Research on State Space Models (SSMs) and Transformers
In recent years, State Space Models (SSMs) and Transformers have become critical components for sequential modeling. The challenge has been to optimize the scalability of SSMs, which have shown potential but have not yet surpassed the dominance of Transformers.
Scaling Capabilities of SSMs
SSMs have gained attention for blending the characteristics of RNNs and CNNs, rooted in control theory. Recent breakthroughs have helped scale deep SSMs to billions of parameters, ensuring computational efficiency and robust performance. Mamba, an extension of SSMs, introduces linear-time inference and hardware-aware design, mitigating the impact of sequential recurrence. With state compression and selective information propagation, Mamba is emerging as a promising sequence modeling backbone across diverse domains.
Combining MoE with SSMs
A team of researchers has proposed combining a Mixture of Experts (MoE) with SSMs to enhance scaling.
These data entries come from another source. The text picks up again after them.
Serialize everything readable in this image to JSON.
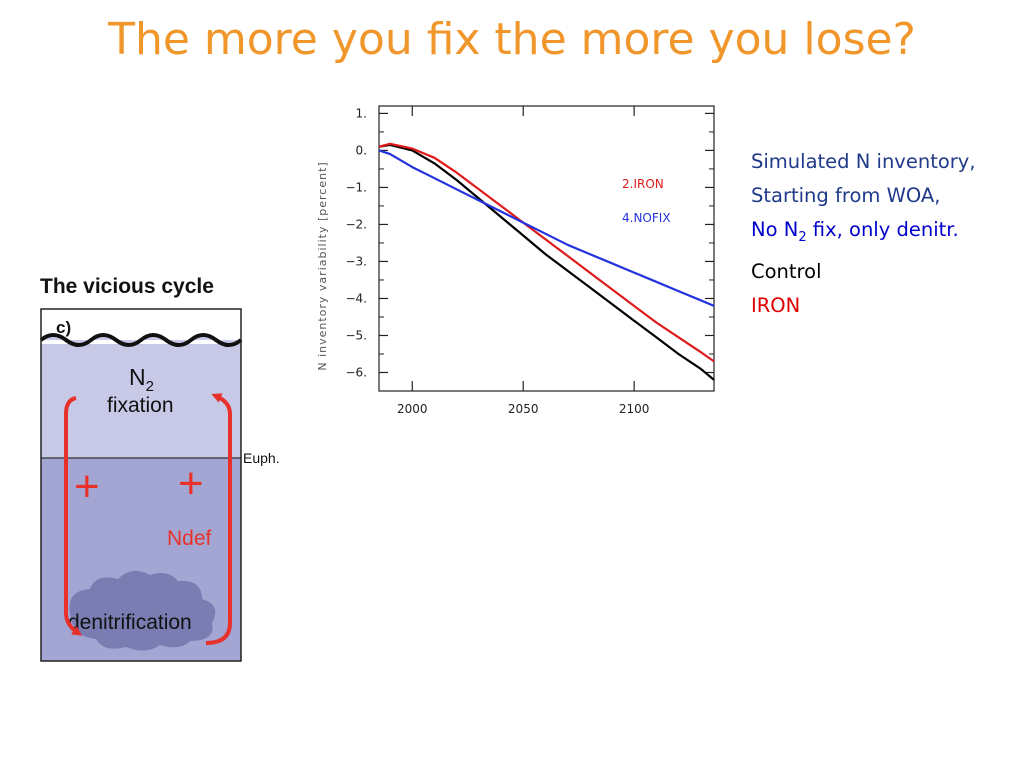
{
  "slide": {
    "title": "The more you fix the more you lose?"
  },
  "legend_text": {
    "line1": "Simulated N inventory,",
    "line2": "Starting from WOA,",
    "line3_prefix": "No N",
    "line3_sub": "2",
    "line3_suffix": " fix, only denitr.",
    "line4": "Control",
    "line5": "IRON",
    "colors": {
      "line1": "#1f3a8a",
      "line2": "#1f3a8a",
      "line3": "#0000cc",
      "line4": "#000000",
      "line5": "#e00000"
    }
  },
  "diagram": {
    "title": "The vicious cycle",
    "panel_label": "c)",
    "n2_text": "N",
    "n2_sub": "2",
    "fixation_text": "fixation",
    "euph_label": "Euph.",
    "plus1": "+",
    "plus2": "+",
    "ndef_label": "Ndef",
    "denit_label": "denitrification"
  },
  "chart_data": {
    "type": "line",
    "title": "",
    "xlabel": "",
    "ylabel": "N inventory variability [percent]",
    "xlim": [
      1985,
      2136
    ],
    "ylim": [
      -6.5,
      1.2
    ],
    "x_ticks": [
      2000,
      2050,
      2100
    ],
    "x_tick_labels": [
      "2000",
      "2050",
      "2100"
    ],
    "y_ticks": [
      1,
      0,
      -1,
      -2,
      -3,
      -4,
      -5,
      -6
    ],
    "y_tick_labels": [
      "1.",
      "0.",
      "−1.",
      "−2.",
      "−3.",
      "−4.",
      "−5.",
      "−6."
    ],
    "grid": false,
    "series": [
      {
        "label": "Control",
        "color": "#000000",
        "x": [
          1985,
          1990,
          2000,
          2010,
          2020,
          2030,
          2040,
          2050,
          2060,
          2070,
          2080,
          2090,
          2100,
          2110,
          2120,
          2130,
          2136
        ],
        "y": [
          0.1,
          0.15,
          0.0,
          -0.35,
          -0.8,
          -1.3,
          -1.8,
          -2.3,
          -2.8,
          -3.25,
          -3.7,
          -4.15,
          -4.6,
          -5.05,
          -5.5,
          -5.9,
          -6.2
        ]
      },
      {
        "label": "2.IRON",
        "color": "#e01a1a",
        "x": [
          1985,
          1990,
          2000,
          2010,
          2020,
          2030,
          2040,
          2050,
          2060,
          2070,
          2080,
          2090,
          2100,
          2110,
          2120,
          2130,
          2136
        ],
        "y": [
          0.1,
          0.18,
          0.05,
          -0.2,
          -0.6,
          -1.05,
          -1.5,
          -1.95,
          -2.4,
          -2.85,
          -3.3,
          -3.75,
          -4.2,
          -4.65,
          -5.05,
          -5.45,
          -5.7
        ]
      },
      {
        "label": "4.NOFIX",
        "color": "#2233dd",
        "x": [
          1985,
          1990,
          2000,
          2010,
          2020,
          2030,
          2040,
          2050,
          2060,
          2070,
          2080,
          2090,
          2100,
          2110,
          2120,
          2130,
          2136
        ],
        "y": [
          0.0,
          -0.1,
          -0.45,
          -0.75,
          -1.05,
          -1.35,
          -1.65,
          -1.95,
          -2.25,
          -2.55,
          -2.8,
          -3.05,
          -3.3,
          -3.55,
          -3.8,
          -4.05,
          -4.2
        ]
      }
    ]
  }
}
The newly developed model, MoE-Mamba, achieves remarkable performance, outperforming Mamba and Transformer-MoE. It reaches the same performance as Mamba in fewer training steps while preserving Mamba’s inference performance gains against the Transformer. The research also delves into enhancing the Mamba architecture and explores conditional computation in Mamba’s block design, anticipating more efficient scaling to larger language models.
The study introduces MoE-Mamba, a model resulting from the integration of MoE with the Mamba architecture. MoE-Mamba surpasses both Mamba and Transformer-MoE, achieving parity with Mamba in fewer training steps while maintaining Mamba’s inference superiority over the Transformer.